NB: the DansGuardian error page is to be translated too but its contents have been moved to PO files, including the predefined DansGuardian messages that were stored in pure text files. Please have a look at TransiFex for the PO files.
Files of words and expressions are located in the directory lang/trunk/apps/system/dansguardian/lists/phraselists/
of the lang SVN tree.
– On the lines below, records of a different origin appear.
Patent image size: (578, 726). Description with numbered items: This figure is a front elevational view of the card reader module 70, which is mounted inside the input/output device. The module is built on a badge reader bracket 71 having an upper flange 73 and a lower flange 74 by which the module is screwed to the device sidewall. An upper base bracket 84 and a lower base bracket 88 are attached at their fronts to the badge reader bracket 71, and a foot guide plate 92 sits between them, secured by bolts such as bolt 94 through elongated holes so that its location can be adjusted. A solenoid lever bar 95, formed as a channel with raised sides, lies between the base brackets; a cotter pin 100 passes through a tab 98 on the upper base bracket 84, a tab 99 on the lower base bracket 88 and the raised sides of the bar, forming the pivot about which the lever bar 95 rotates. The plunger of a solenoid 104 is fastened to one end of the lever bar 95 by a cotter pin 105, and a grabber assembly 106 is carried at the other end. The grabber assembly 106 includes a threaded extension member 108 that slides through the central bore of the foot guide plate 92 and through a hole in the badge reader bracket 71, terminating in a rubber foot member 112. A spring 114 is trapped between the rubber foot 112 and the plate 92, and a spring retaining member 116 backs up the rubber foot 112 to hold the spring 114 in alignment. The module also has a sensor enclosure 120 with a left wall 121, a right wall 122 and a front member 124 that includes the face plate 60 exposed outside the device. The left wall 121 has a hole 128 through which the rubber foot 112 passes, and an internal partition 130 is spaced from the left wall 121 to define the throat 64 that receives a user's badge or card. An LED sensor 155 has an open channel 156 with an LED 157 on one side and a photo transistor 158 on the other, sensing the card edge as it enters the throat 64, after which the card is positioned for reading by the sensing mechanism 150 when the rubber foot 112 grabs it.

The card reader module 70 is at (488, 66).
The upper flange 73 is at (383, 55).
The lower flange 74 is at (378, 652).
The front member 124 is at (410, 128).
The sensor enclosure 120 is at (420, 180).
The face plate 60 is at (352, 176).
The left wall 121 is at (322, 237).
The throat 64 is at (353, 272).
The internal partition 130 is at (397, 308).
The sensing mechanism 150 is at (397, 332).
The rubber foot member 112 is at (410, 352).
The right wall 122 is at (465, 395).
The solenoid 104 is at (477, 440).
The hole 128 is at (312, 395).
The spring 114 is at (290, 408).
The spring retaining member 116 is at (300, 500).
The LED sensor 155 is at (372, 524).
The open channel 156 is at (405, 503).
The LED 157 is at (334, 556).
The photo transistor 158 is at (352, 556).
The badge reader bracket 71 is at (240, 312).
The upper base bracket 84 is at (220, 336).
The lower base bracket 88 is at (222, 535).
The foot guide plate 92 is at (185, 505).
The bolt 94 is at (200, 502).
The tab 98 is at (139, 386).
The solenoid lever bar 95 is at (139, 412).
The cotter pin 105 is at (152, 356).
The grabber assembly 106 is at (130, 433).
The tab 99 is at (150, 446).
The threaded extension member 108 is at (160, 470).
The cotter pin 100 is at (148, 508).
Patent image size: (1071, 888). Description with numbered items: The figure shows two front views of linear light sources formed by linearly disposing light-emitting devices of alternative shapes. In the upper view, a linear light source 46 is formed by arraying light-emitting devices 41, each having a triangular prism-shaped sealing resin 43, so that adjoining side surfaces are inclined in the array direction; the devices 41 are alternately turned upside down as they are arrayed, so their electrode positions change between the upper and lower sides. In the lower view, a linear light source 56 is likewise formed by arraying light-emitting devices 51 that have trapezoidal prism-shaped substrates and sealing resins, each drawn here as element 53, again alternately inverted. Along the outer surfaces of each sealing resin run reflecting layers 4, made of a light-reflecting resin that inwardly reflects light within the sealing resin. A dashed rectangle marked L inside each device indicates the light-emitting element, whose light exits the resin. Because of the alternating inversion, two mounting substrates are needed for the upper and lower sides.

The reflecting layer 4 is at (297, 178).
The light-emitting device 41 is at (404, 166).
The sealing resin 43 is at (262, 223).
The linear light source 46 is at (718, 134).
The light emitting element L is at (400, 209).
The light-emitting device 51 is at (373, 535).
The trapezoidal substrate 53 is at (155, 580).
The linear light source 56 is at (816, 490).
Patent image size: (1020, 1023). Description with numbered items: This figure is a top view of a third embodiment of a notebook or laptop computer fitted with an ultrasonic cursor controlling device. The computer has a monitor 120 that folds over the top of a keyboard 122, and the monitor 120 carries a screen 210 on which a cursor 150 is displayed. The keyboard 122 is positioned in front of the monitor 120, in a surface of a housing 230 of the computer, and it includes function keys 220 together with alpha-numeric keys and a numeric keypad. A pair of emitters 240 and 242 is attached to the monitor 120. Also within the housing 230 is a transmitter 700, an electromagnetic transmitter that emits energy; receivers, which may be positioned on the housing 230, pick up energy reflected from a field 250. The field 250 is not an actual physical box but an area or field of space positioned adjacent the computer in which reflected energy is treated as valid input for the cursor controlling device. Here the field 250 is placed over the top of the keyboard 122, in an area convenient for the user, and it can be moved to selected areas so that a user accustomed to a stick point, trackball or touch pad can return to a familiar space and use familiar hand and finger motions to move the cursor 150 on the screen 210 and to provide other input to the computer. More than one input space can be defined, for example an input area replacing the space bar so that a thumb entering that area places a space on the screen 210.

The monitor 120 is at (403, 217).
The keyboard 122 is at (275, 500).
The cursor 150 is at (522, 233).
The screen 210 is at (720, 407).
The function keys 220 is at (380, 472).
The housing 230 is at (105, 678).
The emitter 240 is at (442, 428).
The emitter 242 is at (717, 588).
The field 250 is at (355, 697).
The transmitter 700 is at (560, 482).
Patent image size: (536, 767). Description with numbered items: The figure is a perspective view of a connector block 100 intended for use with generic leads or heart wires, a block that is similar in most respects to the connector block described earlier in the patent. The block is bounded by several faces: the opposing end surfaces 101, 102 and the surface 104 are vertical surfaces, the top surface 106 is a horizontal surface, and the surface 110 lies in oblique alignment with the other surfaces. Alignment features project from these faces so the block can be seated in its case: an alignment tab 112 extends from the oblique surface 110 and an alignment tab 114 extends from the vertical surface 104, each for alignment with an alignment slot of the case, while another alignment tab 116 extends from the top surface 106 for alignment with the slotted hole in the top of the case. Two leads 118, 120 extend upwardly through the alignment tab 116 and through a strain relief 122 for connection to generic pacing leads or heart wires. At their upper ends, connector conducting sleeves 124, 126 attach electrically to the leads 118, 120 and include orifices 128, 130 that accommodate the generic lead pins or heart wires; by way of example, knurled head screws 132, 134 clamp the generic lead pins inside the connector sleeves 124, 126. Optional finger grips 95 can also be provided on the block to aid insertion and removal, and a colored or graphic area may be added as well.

They are are copied at build time into /etc/dansguardian/lists/phraselists/
. Files are placed in sub-directories that represent the list category:
$ ls /etc/dansguardian/lists/phraselists/ badwords forums gore malware personals secretsocieties violence chat gambling idtheft music pornography sport warezhacking conspiracy games illegaldrugs news proxies translation weapons domainsforsale goodphrases intolerance nudism rta travel webmail drugadvocacy googlesearches legaldrugs peer2peer safelabel upstreamfilter
Files in sub-directories are named banned_lang
or weighted_lang
where lang is your language name, except for English whose files are simply banned
and weighted
:
$ ls /etc/dansguardian/lists/phraselists/pornography/ banned weighted_danish weighted_italian weighted_portuguese banned_portuguese weighted_dutch weighted_japanese weighted_russian weighted weighted_french weighted_malay weighted_spanish weighted_chinese weighted_german weighted_norwegian
Banned files contain phrases that automatically trigger page rejection, ie. there is no evaluation of the remaining contents. Weighted files contain phrases that are associated with a naughtiness value. Their content is quite simple:
#listcategory: "Pornography (Russian)"<проститутки><50> #prostitutes < фото><5> #photo <бюст><40> #bust < анал ><40> #anal <анальный><40> #anal
Each line contains both a word or expression and its weight. Comments are inserted using the number sign “#”. Beware that spaces before and/or after a word let you specify if the word is a part of a longer word, its beginning, its end or the whole word. This is very important to allow for words like anal which is also the beginning of analysis, analogue, etc. The rules are the following:
spaces | example | effect |
---|---|---|
no space | <abcd> | matches any word containing abcd |
space on the right | < abcd> | matches any word starting with abcd |
space on the left | <abcd > | matches any word ending with abcd |
two spaces | < abcd > | matches the exact word abcd |
Please note that non-English weighted files are very light compared to the English one (which has no language name in the file name). Their size is the following:
$ ls -Ssh1 —hide ’banned*’ /etc/dansguardian/lists/phraselists/pornography/ total 152K 80K weighted 16K weighted_portuguese 12K weighted_italian 8,0K weighted_japanese 4,0K weighted_french 4,0K weighted_spanish 4,0K weighted_danish 4,0K weighted_russian 4,0K weighted_german 4,0K weighted_malay 4,0K weighted_dutch 4,0K weighted_chinese 4,0K weighted_norwegian
On the contrary only the Portuguese banned file is really filled. This means that globally the translation work for DansGuardian is huge… However the whole English file may be replaced by a simpler but exhaustive word or expression list in another language.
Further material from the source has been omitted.